In Philadelphia, incoming high school students apply to public high schools. Differences in attendance, behavior and test scores can place a student in one of the best magnet schools in the city, or back into a neighborhood school where the chances of going to college drop exponentially. Breakthrough cannot provide a cure to these ills, but it can give students a community of support, a resource for the next journeys they undergo.

A good education brings people together, and that same good education divides people because those who have more knowledge are separated from those who have less. The ability to ignite a small spark in another person is powerful, and it can make all the difference in the world. It cannot shield a person away from the pain of other obstacles, but it can be enough to give purpose to the storm.
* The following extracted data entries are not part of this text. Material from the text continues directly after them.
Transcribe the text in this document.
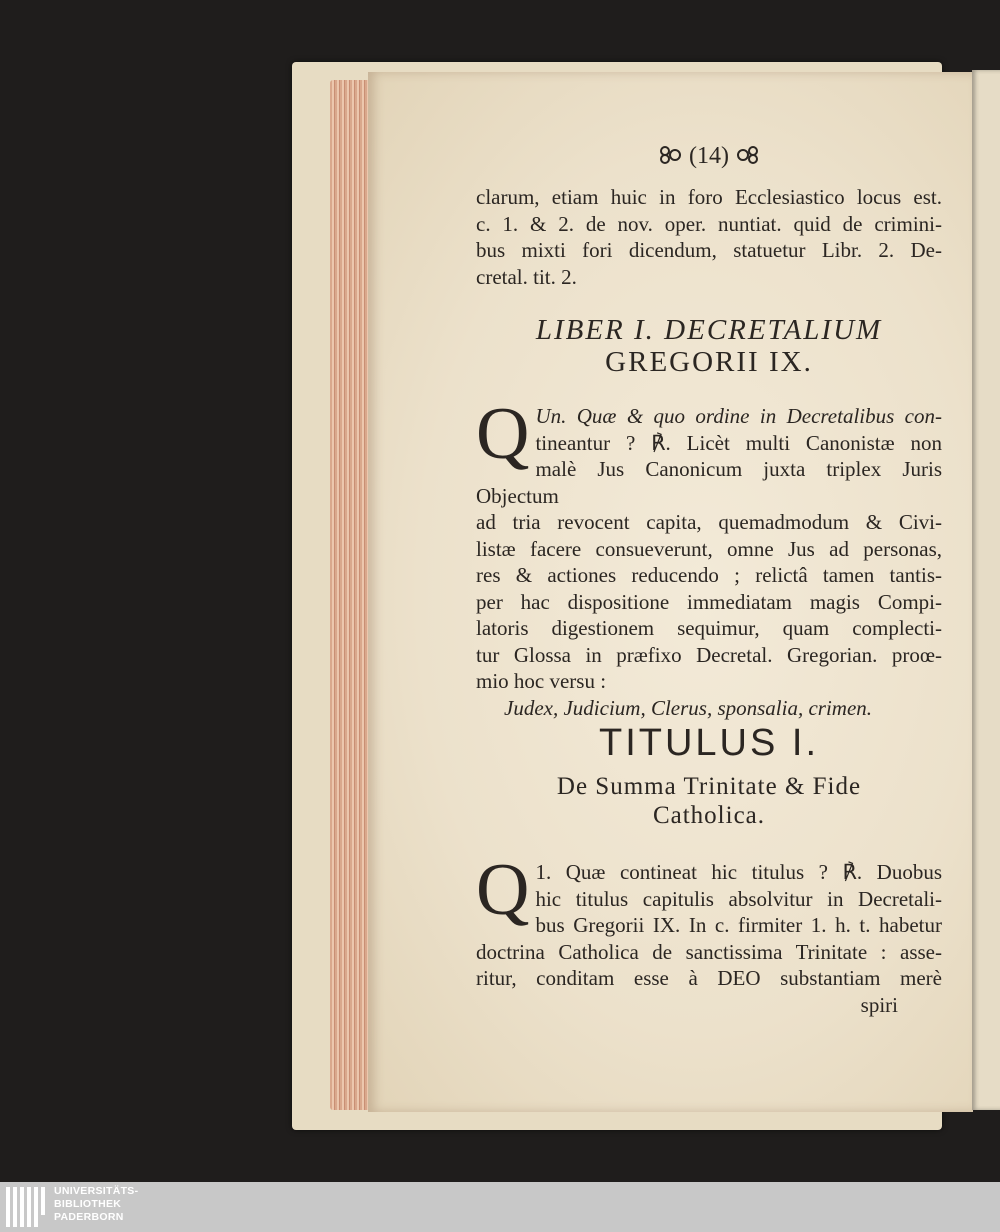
(14)
clarum, etiam huic in foro Ecclesiastico locus est.
c. 1. & 2. de nov. oper. nuntiat. quid de crimini-
bus mixti fori dicendum, statuetur Libr. 2. De-
cretal. tit. 2.
LIBER I. DECRETALIUM
GREGORII IX.
Q Un. Quæ & quo ordine in Decretalibus con-
tineantur ? ℟. Licèt multi Canonistæ non
malè Jus Canonicum juxta triplex Juris Objectum
ad tria revocent capita, quemadmodum & Civi-
listæ facere consueverunt, omne Jus ad personas,
res & actiones reducendo ; relictâ tamen tantis-
per hac dispositione immediatam magis Compi-
latoris digestionem sequimur, quam complecti-
tur Glossa in præfixo Decretal. Gregorian. proœ-
mio hoc versu :
Judex, Judicium, Clerus, sponsalia, crimen.
TITULUS I.
De Summa Trinitate & Fide
Catholica.
Q 1. Quæ contineat hic titulus ? ℟. Duobus
hic titulus capitulis absolvitur in Decretali-
bus Gregorii IX. In c. firmiter 1. h. t. habetur
doctrina Catholica de sanctissima Trinitate : asse-
ritur, conditam esse à DEO substantiam merè
spiri
UNIVERSITÄTS-
BIBLIOTHEK
PADERBORN
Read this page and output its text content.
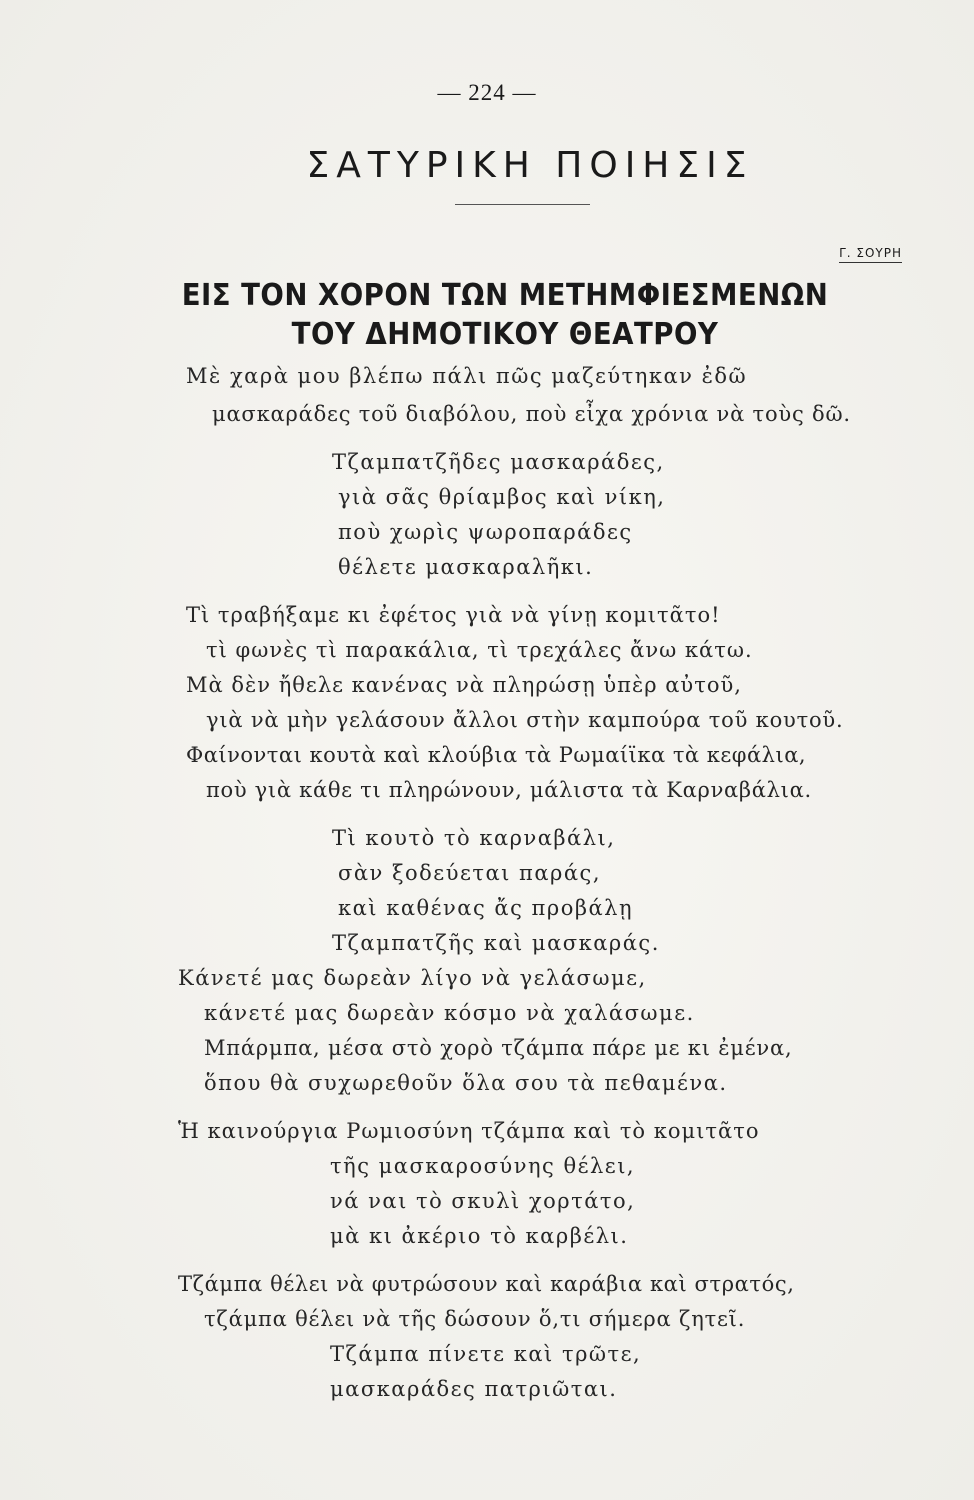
— 224 —
ΣΑΤΥΡΙΚΗ ΠΟΙΗΣΙΣ
Γ. ΣΟΥΡΗ
ΕΙΣ ΤΟΝ ΧΟΡΟΝ ΤΩΝ ΜΕΤΗΜΦΙΕΣΜΕΝΩΝ
ΤΟΥ ΔΗΜΟΤΙΚΟΥ ΘΕΑΤΡΟΥ
Μὲ χαρὰ μου βλέπω πάλι πῶς μαζεύτηκαν ἐδῶ
μασκαράδες τοῦ διαβόλου, ποὺ εἶχα χρόνια νὰ τοὺς δῶ.
Τζαμπατζῆδες μασκαράδες,
γιὰ σᾶς θρίαμβος καὶ νίκη,
ποὺ χωρὶς ψωροπαράδες
θέλετε μασκαραλῆκι.
Τὶ τραβήξαμε κι ἐφέτος γιὰ νὰ γίνῃ κομιτᾶτο!
τὶ φωνὲς τὶ παρακάλια, τὶ τρεχάλες ἄνω κάτω.
Μὰ δὲν ἤθελε κανένας νὰ πληρώσῃ ὑπὲρ αὐτοῦ,
γιὰ νὰ μὴν γελάσουν ἄλλοι στὴν καμπούρα τοῦ κουτοῦ.
Φαίνονται κουτὰ καὶ κλούβια τὰ Ρωμαίϊκα τὰ κεφάλια,
ποὺ γιὰ κάθε τι πληρώνουν, μάλιστα τὰ Καρναβάλια.
Τὶ κουτὸ τὸ καρναβάλι,
σὰν ξοδεύεται παράς,
καὶ καθένας ἄς προβάλῃ
Τζαμπατζῆς καὶ μασκαράς.
Κάνετέ μας δωρεὰν λίγο νὰ γελάσωμε,
κάνετέ μας δωρεὰν κόσμο νὰ χαλάσωμε.
Μπάρμπα, μέσα στὸ χορὸ τζάμπα πάρε με κι ἐμένα,
ὅπου θὰ συχωρεθοῦν ὅλα σου τὰ πεθαμένα.
Ἡ καινούργια Ρωμιοσύνη τζάμπα καὶ τὸ κομιτᾶτο
τῆς μασκαροσύνης θέλει,
νά ναι τὸ σκυλὶ χορτάτο,
μὰ κι ἀκέριο τὸ καρβέλι.
Τζάμπα θέλει νὰ φυτρώσουν καὶ καράβια καὶ στρατός,
τζάμπα θέλει νὰ τῆς δώσουν ὅ,τι σήμερα ζητεῖ.
Τζάμπα πίνετε καὶ τρῶτε,
μασκαράδες πατριῶται.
I saw that small spark in Sarah, a student in my science class. Sarah would call me every night, sometimes multiple times with earnest questions about the scientific method, punnett squares and natural selection. She pushed herself and, by the end of the summer, knew the material better than all her classmates. On the closing ceremony night, Sarah’s mother told me that whenever I was having a tough day, I should think of the impact that I made on her daughter’s life.

I learned this summer that motivation can get you inside a classroom, but once there you must learn how to actually teach and to accept that the impact you make may not always be seen –- ever, by your eyes. I have learned through my own experiences that it only takes one or two people to do something for you to believe that it is possible. So I continue on with that thought in mind, hoping that I can be a part of sparking possibility in others.